L’Astuce

« Plus besoin de reculer l’âge de départ à la retraite ! »

par | Août 2, 2016 | Actualités

Mi-juillet, le comité de suivi des retraites (CSR) a rendu au Premier Ministre son avis annuel. Le comité, créé en 2014 (loi retraites), a pour but d’évaluer si le système des retraites respecte les objectifs fixés par la loi, à savoir : niveau de vie des retraités, équité entre assurés, pérennité financière. Pour réaliser cet exercice, le CSR se base sur les simulations du Conseil d’Orientation des Retraites (COR). Comme nous l’avons vu dans nos récents travaux, le COR a présenté des résultats plus favorables à court et moyen terme en comparaison avec l’année passée. Principalement parce qu’il intègre dans ses calculs les effets des accords sur les retraites complémentaires AGIRC-ARRCO qui vont générer 6,1 milliards « d’économies » dans les années à venir. Il a également pris en compte un taux de croissance constaté plus important que prévu pour l’année passée. On parle toutefois d’un besoin de financement à horizon 2020 de -0,2% du PIB (4 milliards d’euros), contre -0,4% l’année dernière. On parle donc bien toujours de déficit, et au final d’une accumulation de déficits.
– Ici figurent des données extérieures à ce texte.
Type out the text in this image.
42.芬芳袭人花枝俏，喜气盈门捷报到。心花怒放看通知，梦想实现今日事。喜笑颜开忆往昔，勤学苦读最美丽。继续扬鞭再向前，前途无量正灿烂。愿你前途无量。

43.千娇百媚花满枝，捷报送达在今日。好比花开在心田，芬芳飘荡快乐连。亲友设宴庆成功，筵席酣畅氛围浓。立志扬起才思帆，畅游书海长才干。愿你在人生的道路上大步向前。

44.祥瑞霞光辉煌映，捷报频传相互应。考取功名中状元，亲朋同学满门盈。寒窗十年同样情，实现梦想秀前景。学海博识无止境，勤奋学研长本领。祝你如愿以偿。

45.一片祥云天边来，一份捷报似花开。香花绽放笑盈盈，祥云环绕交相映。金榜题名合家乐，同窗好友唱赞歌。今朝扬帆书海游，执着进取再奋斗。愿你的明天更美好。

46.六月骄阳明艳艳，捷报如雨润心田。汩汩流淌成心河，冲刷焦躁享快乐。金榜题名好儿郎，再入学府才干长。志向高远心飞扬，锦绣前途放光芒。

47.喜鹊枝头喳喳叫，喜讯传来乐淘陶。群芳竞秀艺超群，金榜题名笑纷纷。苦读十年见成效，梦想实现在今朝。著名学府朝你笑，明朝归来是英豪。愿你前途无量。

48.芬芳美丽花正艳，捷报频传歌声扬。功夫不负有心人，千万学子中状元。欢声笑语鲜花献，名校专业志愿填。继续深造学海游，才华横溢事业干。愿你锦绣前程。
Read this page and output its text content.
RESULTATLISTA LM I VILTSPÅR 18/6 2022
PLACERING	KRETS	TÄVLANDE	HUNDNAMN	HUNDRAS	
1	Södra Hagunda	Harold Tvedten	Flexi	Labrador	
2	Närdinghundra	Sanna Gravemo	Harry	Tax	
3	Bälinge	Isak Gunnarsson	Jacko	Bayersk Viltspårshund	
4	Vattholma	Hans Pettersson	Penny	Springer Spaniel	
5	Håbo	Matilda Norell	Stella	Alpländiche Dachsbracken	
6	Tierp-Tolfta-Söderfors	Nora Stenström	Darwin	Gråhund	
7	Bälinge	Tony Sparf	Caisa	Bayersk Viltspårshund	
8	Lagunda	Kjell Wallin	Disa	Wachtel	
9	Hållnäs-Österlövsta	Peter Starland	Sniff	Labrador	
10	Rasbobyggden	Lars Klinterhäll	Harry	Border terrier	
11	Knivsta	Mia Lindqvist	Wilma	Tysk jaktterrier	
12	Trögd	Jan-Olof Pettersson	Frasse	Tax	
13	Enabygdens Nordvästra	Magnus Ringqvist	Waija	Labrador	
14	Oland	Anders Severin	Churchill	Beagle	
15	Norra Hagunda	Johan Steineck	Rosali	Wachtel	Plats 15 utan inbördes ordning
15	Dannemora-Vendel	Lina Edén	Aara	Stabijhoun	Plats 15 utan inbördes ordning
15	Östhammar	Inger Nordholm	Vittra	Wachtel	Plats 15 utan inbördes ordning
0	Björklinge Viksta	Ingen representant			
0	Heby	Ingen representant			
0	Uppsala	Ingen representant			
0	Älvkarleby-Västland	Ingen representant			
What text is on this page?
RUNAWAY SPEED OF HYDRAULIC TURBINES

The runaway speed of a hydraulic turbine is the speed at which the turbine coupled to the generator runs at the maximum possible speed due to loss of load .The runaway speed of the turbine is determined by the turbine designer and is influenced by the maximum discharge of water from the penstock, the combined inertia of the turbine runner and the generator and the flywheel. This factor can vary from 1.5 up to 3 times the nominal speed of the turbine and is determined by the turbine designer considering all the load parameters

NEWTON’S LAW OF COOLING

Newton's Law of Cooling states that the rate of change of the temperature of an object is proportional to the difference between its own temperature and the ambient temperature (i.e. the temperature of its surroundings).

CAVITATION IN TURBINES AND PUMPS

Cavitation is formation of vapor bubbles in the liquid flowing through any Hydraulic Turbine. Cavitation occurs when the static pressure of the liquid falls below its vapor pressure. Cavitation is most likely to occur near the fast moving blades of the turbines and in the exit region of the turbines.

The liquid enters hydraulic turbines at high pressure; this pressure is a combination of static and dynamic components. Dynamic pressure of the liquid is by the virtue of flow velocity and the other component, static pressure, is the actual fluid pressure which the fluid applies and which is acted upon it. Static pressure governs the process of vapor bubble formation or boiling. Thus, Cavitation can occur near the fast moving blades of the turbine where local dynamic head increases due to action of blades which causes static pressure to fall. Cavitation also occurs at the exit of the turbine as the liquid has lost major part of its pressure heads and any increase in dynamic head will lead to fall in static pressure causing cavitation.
Pour le CSR, « la situation et les perspectives du système des retraites ne s’éloignent pas de façon significative des objectifs définis par la loi ». Il parle même d’une « amélioration lente mais sensible », et met en avant le fait que « dans des scénarios économiques favorables, le système tend vers l’équilibre financier, voire l’excédent ». Selon la presse, et les observateurs, le CSR est très optimiste ou enthousiaste. Ce n’est rien en comparaison de l’accueil fait par la classe politique de l’avis annuel.

Le Premier Ministre y voit « le très net rétablissement de notre système de retraites » et parle de « la voie d’un équilibre financier durable ». Pour la Ministre des Affaires sociales, « la question de l’âge du départ en retraite n’a plus aujourd’hui de raison d’être posée ». Vous l’aurez compris la campagne présidentielle est lancée.

Plus sérieusement, c’est le problème du test de différents scénarios qui permet à chacun de voir les résultats qu’il veut bien voir. Par ailleurs, il convient de rappeler que les travaux du COR s’ils prennent en compte les récentes économies de l’accord AGIRC-ARRCO, ils ne prennent pas en compte le coût du compte pénibilité, estimé par le Gouvernement à 600 millions d’euros d’ici 2020.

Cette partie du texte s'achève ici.